In 100 included patients, 64 were histopathologic responders. The median SUV decrease 14 days after the start of therapy was 30.9% for histopathologic responders and 1.7% for nonresponders (P = 0.001). In receiver operating characteristic analysis, the area under the curve was 0.71 (95% CI = 0.60–0.82).
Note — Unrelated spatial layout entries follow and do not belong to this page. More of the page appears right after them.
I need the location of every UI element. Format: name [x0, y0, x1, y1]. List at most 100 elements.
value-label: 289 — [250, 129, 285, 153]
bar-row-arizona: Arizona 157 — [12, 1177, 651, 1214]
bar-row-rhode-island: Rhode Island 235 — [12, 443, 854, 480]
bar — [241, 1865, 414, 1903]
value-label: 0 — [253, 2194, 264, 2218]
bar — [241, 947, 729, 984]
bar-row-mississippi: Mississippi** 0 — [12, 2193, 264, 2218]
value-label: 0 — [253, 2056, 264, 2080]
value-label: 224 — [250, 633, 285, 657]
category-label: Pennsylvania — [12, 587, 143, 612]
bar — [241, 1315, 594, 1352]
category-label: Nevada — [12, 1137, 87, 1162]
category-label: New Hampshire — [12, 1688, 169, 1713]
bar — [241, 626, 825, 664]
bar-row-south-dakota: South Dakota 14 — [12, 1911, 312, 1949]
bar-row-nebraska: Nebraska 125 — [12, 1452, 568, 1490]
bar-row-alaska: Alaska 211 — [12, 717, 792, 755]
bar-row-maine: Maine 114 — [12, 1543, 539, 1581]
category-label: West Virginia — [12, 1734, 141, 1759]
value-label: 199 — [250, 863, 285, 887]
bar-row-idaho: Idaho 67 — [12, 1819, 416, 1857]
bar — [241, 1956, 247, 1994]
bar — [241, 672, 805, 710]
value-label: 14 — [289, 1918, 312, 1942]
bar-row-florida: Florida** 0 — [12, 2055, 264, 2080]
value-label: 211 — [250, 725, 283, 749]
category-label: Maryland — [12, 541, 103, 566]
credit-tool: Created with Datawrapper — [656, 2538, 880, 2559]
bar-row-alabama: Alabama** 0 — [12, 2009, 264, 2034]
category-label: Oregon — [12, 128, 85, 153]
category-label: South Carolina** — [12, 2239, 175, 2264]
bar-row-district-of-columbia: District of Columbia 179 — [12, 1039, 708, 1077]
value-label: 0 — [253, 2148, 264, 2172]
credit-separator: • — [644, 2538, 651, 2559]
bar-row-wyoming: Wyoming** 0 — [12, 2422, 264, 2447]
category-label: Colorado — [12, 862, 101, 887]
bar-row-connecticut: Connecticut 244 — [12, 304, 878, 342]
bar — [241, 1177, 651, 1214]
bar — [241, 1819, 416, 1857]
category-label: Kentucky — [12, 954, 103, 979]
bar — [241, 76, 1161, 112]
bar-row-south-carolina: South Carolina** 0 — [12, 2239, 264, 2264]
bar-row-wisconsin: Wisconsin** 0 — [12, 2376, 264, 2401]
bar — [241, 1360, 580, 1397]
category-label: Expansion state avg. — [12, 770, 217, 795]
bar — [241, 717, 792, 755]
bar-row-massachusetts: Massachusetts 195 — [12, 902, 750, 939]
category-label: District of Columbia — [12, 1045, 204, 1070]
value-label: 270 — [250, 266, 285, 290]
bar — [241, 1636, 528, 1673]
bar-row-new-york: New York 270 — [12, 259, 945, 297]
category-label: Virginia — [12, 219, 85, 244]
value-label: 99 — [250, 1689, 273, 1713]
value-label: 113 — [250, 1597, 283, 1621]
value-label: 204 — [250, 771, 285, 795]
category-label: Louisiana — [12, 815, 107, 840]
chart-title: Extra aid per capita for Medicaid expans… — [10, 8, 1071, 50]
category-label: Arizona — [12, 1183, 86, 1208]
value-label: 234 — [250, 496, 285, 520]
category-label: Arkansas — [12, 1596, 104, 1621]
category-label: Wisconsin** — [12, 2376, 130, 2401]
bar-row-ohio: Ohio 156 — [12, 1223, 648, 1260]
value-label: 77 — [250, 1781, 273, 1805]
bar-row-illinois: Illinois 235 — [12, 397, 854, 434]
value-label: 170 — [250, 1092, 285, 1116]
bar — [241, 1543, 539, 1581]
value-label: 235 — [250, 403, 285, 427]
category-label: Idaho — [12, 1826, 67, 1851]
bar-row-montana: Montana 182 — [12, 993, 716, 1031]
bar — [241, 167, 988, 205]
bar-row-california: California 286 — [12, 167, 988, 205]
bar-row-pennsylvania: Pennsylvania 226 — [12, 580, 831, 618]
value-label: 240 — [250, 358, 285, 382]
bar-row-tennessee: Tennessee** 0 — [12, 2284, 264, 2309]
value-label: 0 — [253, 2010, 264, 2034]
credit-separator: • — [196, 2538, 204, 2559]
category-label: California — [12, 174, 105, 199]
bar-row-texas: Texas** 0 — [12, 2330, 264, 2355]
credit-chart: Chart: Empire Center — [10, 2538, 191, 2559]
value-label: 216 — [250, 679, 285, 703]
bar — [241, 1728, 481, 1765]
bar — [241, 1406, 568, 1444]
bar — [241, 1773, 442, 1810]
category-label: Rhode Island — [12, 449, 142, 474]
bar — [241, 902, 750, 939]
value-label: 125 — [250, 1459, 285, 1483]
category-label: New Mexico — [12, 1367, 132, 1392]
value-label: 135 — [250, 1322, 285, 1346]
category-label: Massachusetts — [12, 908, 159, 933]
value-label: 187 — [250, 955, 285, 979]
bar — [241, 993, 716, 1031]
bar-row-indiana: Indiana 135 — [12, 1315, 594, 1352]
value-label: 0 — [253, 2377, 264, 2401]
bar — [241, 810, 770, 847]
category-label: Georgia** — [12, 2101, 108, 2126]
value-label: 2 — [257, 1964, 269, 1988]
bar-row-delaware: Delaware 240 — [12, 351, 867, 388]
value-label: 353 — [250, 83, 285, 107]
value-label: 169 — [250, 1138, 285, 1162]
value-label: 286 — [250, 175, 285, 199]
Using a 0% SUV decrease cutoff value, PET correctly identified 58 of 64 responders (sensitivity 91%) and 18 of 36 nonresponders (specificity 50%). The corresponding positive and negative predictive values were 76% and 75%, respectively.

Conclusions:

SUV decrease 14 days after the start of chemoradiotherapy was significantly associated with histopathologic tumor response, but its accuracy in detecting nonresponders was too low to justify the clinical use of FDG-PET for early discontinuation of neoadjuvant chemoradiotherapy in patients with potentially curable esophageal cancer.